In conclusion, CRCI is likely not a binary syndrome. Although CRCI research remains critically in need of “deep” studies involving longitudinal designs to track individual cognitive trajectories, “broad” studies involving large cross-sectional samples are extremely useful for determining the differences between individuals [60]. These between-group differences provide important insights regarding syndrome dimensions and phenotypes that help refine our understanding of the syndrome. Our findings strongly suggest that further “broad” work is required to define biotypes in parallel with “deep” studies to investigate questions such as whether biotypes remain stable over time and what are the risks/protective factors associated with these biotypes. Importantly, our results support the need to better characterize the heterogeneity of CRCI. This line of research may help us to biologically diagnosis CRCI in the future and identify syndrome-specific neural mechanisms to guide development of precision assessments and interventions.

Acknowledgements

The authors wish to thank the faculty and staff of the Richard M. Lucas Center for Imaging.
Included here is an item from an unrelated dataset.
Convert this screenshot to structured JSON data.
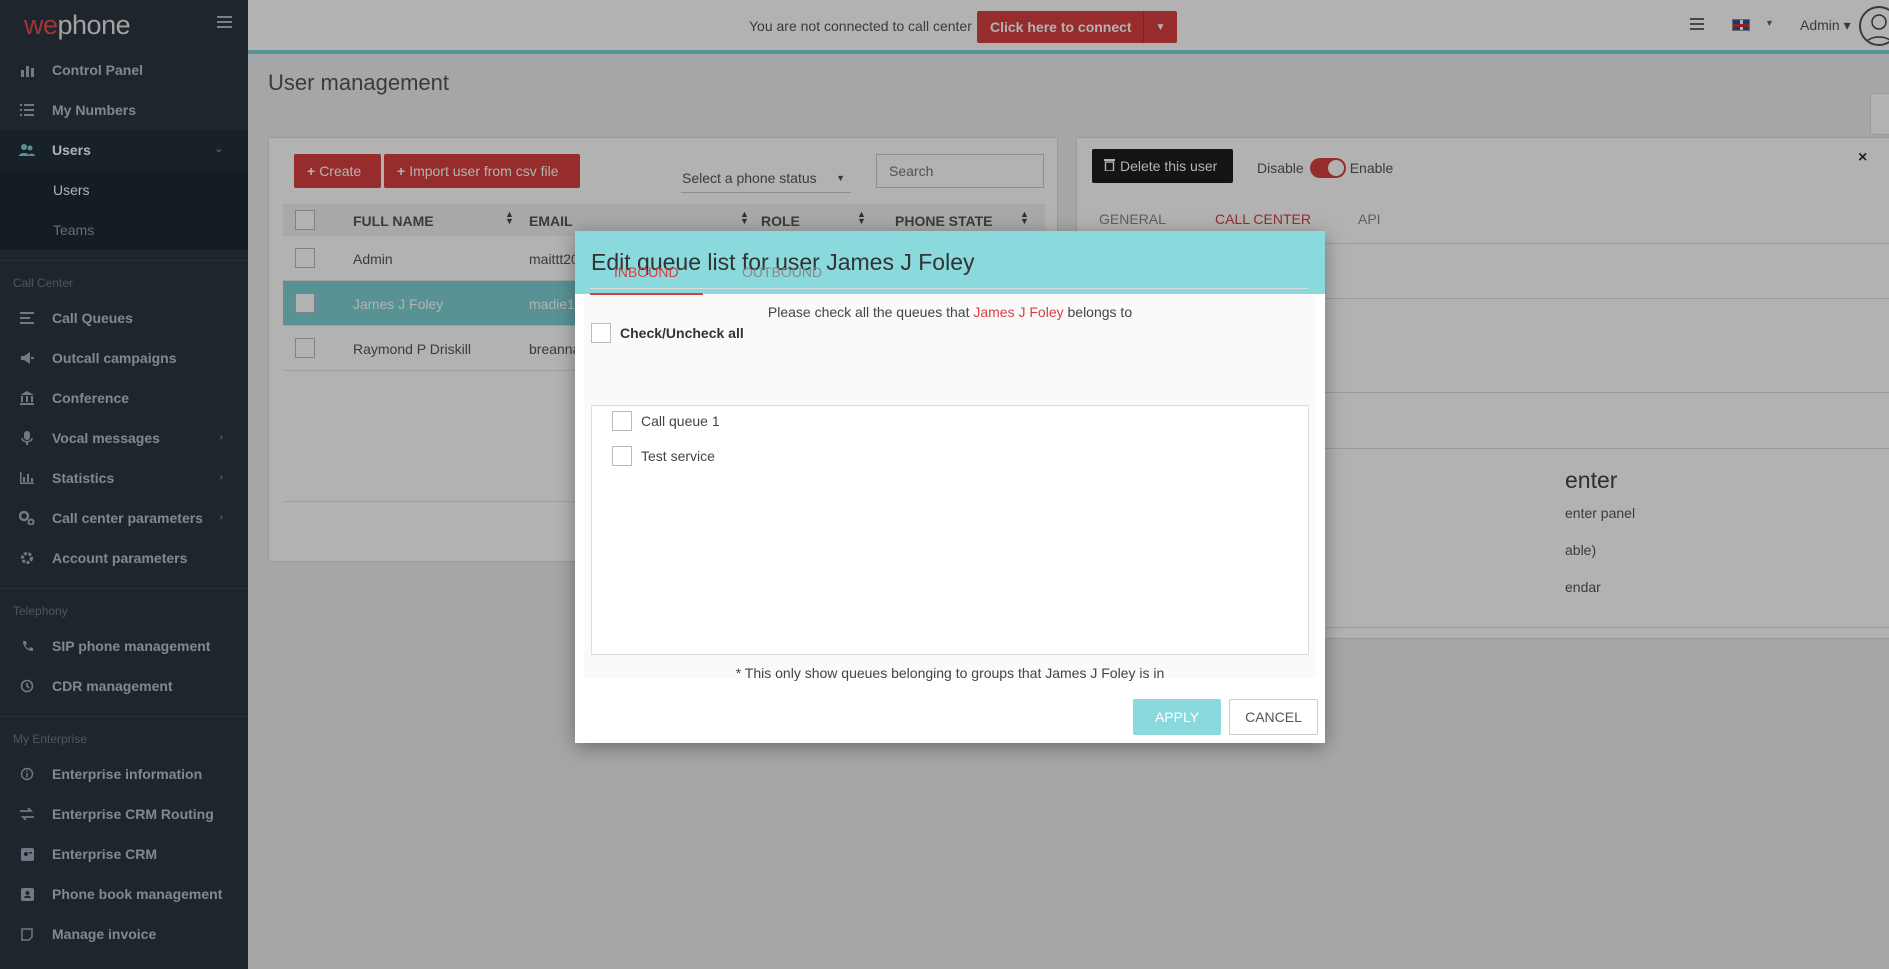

This research was funded by the National Institutes of Health (1DP2OD004445 to SRK) and the Stanford Cancer Center (Developmental Cancer Research Award to SRK).

Funding: This study was funded by the National Institutes of Health (1DP2OD004445 to SRK) and the Stanford Cancer Center (Developmental Cancer Research Award to SRK).

Footnotes

Conflict of Interest: Each author declares that he/she has no conflict of interest.

Ethical approval: All procedures performed in studies involving human participants were in accordance with the ethical standards of the institutional and/or national research committee and with the 1964 Helsinki declaration and its later amendments or comparable ethical standards.

Informed consent: Informed consent was obtained from all individual participants included in the study.